Running a bit late on this update post as I've been spending far too much time reading books and posting reviews, which I suppose given this is the purpose of the blog, is an allowable excuse!
As mentioned last update, I decided to do away with the Blog Analytics page as a way of keeping track of visitors and installed the Statcounter widget on the site. This enables me to properly weed out duplicate visits (as much as possible) and also provides a lot more flavour to who might be visiting www.besttravelbooks.net.
September's numbers are broken down per below:
Unique Visitors: 42
Page Visits: 60
These numbers are way down on my previous stats, but I've pulled out all double ups and non-genuine "visitors" (Squarespace, Amazon etc). I can stand over these numbers, however, as being an accurate reflection of the (small!) amount of people who have visited the website.
By far the most popular page visited is the top 20 Things to Do in Niue (24 visits), followed by the Home Page. Referring links when identified are coming from both Google and Pinterest. Through September, the site had visits from 12 different countries. There's the usual suspects that you'd expect in there (US, UK, Australian and NZ) and some slightly more esoteric ones from the UAE, Philippines and Guyana - very cool!
No site changes this month as taking a breather from all the changes from last month and also, unfortunately, no travel undertaken either.

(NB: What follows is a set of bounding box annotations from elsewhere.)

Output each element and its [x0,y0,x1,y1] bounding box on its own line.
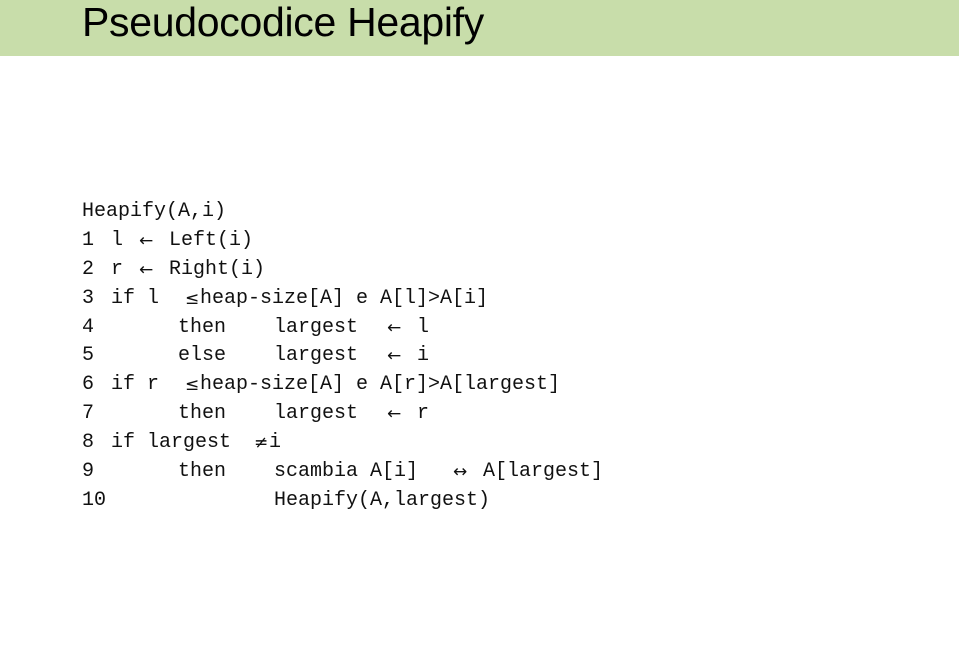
pseudocode-block: Heapify(A,i) 1 l ← Left(i) 2 r ← Right(i… [82,198,603,516]
line-number: 10 [82,488,107,512]
title-bar: Pseudocodice Heapify [0,0,959,56]
code-call: Heapify(A,largest) [274,488,491,512]
signature-text: Heapify(A,i) [82,200,227,223]
code-line-10: 10 Heapify(A,largest) [82,487,490,516]
code-keyword: then [178,315,227,339]
code-line-9: 9 then scambia A[i] ↔ A[largest] [82,458,603,487]
code-keyword: else [178,344,227,368]
code-lhs: r [111,257,124,281]
code-rhs: r [417,402,430,426]
less-equal-icon: ≤ [185,375,200,396]
less-equal-icon: ≤ [185,288,200,309]
code-rhs: l [417,315,430,339]
code-rhs: heap-size[A] e A[l]>A[i] [200,286,489,310]
assign-arrow-icon: ← [139,230,154,251]
code-line-8: 8 if largest ≠ i [82,429,281,458]
code-lhs: largest [274,402,359,426]
line-number: 9 [82,460,95,484]
code-keyword: then [178,460,227,484]
code-line-3: 3 if l ≤ heap-size[A] e A[l]>A[i] [82,285,488,314]
assign-arrow-icon: ← [387,317,402,338]
line-number: 1 [82,228,95,252]
slide-title: Pseudocodice Heapify [82,0,484,45]
line-number: 5 [82,344,95,368]
line-number: 3 [82,286,95,310]
assign-arrow-icon: ← [387,346,402,367]
code-lhs: if largest [111,431,232,455]
code-rhs: A[largest] [483,460,604,484]
code-line-6: 6 if r ≤ heap-size[A] e A[r]>A[largest] [82,371,560,400]
code-lhs: scambia A[i] [274,460,419,484]
code-line-5: 5 else largest ← i [82,342,429,371]
code-signature: Heapify(A,i) [82,198,226,227]
code-keyword: then [178,402,227,426]
code-lhs: l [111,228,124,252]
code-line-2: 2 r ← Right(i) [82,256,265,285]
line-number: 6 [82,373,95,397]
code-lhs: if r [111,373,160,397]
line-number: 8 [82,431,95,455]
code-rhs: i [269,431,282,455]
code-line-1: 1 l ← Left(i) [82,227,253,256]
code-rhs: heap-size[A] e A[r]>A[largest] [200,373,561,397]
code-line-4: 4 then largest ← l [82,314,429,343]
code-line-7: 7 then largest ← r [82,400,429,429]
line-number: 2 [82,257,95,281]
line-number: 7 [82,402,95,426]
assign-arrow-icon: ← [387,404,402,425]
line-number: 4 [82,315,95,339]
code-rhs: i [417,344,430,368]
code-lhs: if l [111,286,160,310]
code-rhs: Right(i) [169,257,266,281]
assign-arrow-icon: ← [139,259,154,280]
code-lhs: largest [274,315,359,339]
code-rhs: Left(i) [169,228,254,252]
code-lhs: largest [274,344,359,368]
not-equal-icon: ≠ [254,433,269,454]
swap-arrow-icon: ↔ [453,462,468,483]
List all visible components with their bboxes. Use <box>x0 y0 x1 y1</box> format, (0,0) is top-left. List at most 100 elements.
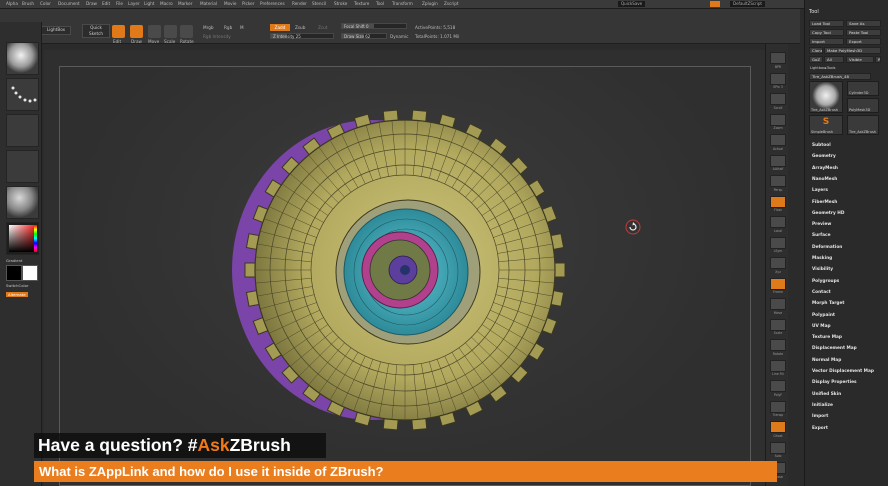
alpha-thumbnail[interactable] <box>6 114 39 147</box>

We have something planned for Clyde in Central Otago at end January, so will just have to wait until then.
Another good month for reading and reviewing books as listed below:
In Xanadu by William Dalrymple (1989) - 4 stars
A Walk in the Woods by Bill Bryson (1997) - 4 stars
It's Every Monkey for Themselves by Vanessa Woods (2007) - 3 stars
Where Soldiers Fear to Tread by John S. Burnett (2005) - 3.5 stars
From the Holy Mountain by William Dalrymple (1997) - 4.5 stars
Finding George Orwell in Burma by Emma Larkin (2004) - 3.5 stars
New Europe by Michael Palin (2007) - 3.5 stars
Iranian Rappers and Persian Porn by Jamie Maslin (2009) - 3 stars
By far the pick of the bunch was William Dalyrmple's From the Holy Mountain which, after a bit of a slow start, turns out to be a great travelogue. Glimpses of how good his writing was going to be was seen in the first book he wrote, In Xanadu, which is also well worth reading (and one which he wrote at the age of 22!). At this rate, Dalrymple is shaping up to be one of my all time favourite travel writers.
Speaking of which, September was also a month when I read another Bill Bryson book which is widely considered to be one of the all time classics, A Walk in the Woods. Bryson writes so consistently good, that I'm always left wondering why I haven't scored his books higher. Is it that my expectations are too high to begin with, and when he "only" meets these expectations, I unfairly penalise him? Who knows. Regardless, he still is one of the go to authors I'd recommend for anyone wanting to read a travel book.
On the flip side, I was less enamoured with Vanessa Woods' 2007 book, It's Every Monkey for Themselves. But the real disappointment is reserved for Jamie Maslin's Iranian Rappers and Persian Porn. I loved Maslin's book The Long Hitch Home and was hoping his first book would be equally as good. Unfortunately, the standard wasn't anywhere near as high. I'll definitely be reading some more of Maslin, the result of which will determine whether he, also, ends up making my yet to be compiled favourite travel author list.
To the 42 talented and clever individuals who visited the Best Travel Books website last month, thanks for stopping by (not that you'll necessarily be reading this entry!). Hopefully you found something useful during your visit to this website.